Soigne-toi bien, chère Cocotte ! On en aura dit des mots d’amour, grâce à toi ! On en aura cherché les voies de la joie en sondant les ressorts de ta foi. On en aura évoqué des horreurs de la vie, des bonheurs, des renoncements, des lueurs d’espoir, des envies de lendemain. Deux ans. Cela crée des liens. On n’oubliera pas la Cocotte qui est en nous, on n’oubliera pas non plus de nous en affranchir toujours et encore tant notre anticléricalisme laïcard n’a cessé de croître au fil de la lecture des Évangiles.
L’émotion est vive. Les larmes ne sont pas loin. Merci chère Cocotte enchantée de ces moments d’écriture, exercices de style parfois difficiles à tenir qui nous ont permis de nous interroger sur les idées toutes faites et de nous construire un radicalisme libertaire, écologique et féministe désormais à toute épreuve.
À bientôt, chère Cocotte ! On garde la batterie de cuisine.

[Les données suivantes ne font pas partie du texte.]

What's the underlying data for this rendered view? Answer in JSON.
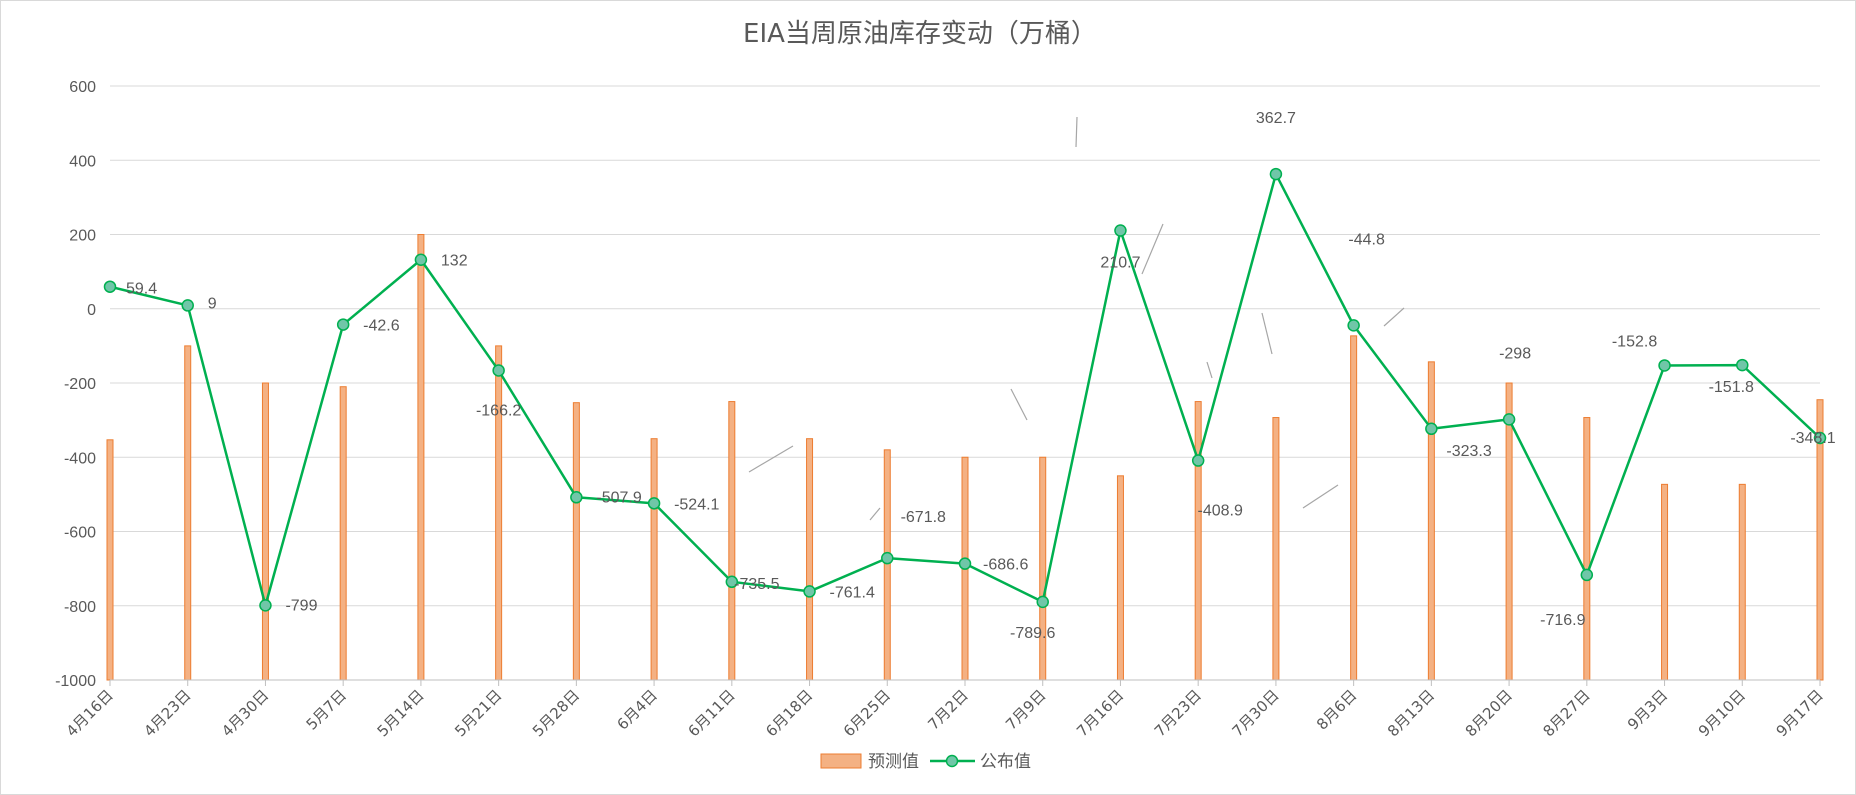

On aimait décidément ta jolie tambouille !
Merci.
Merci Jo, Rosalie, son amie albinos et Josette, et vous qui avez participé de vos commentaires. Prenez soin de vous. L’amour est dans le creux de nos mains. La joie y succède.
À plus !

Information publiée le dimanche 21 février 2016.

Version imprimable de cet article Version imprimable





Chronique précédente /
Retour à toutes les chroniques



Les vingt derniers articles publiés sur le site de Cy Jung sont ici





Si vous êtes éditeur,
découvrez les manuscrits de Cy Jung
ici.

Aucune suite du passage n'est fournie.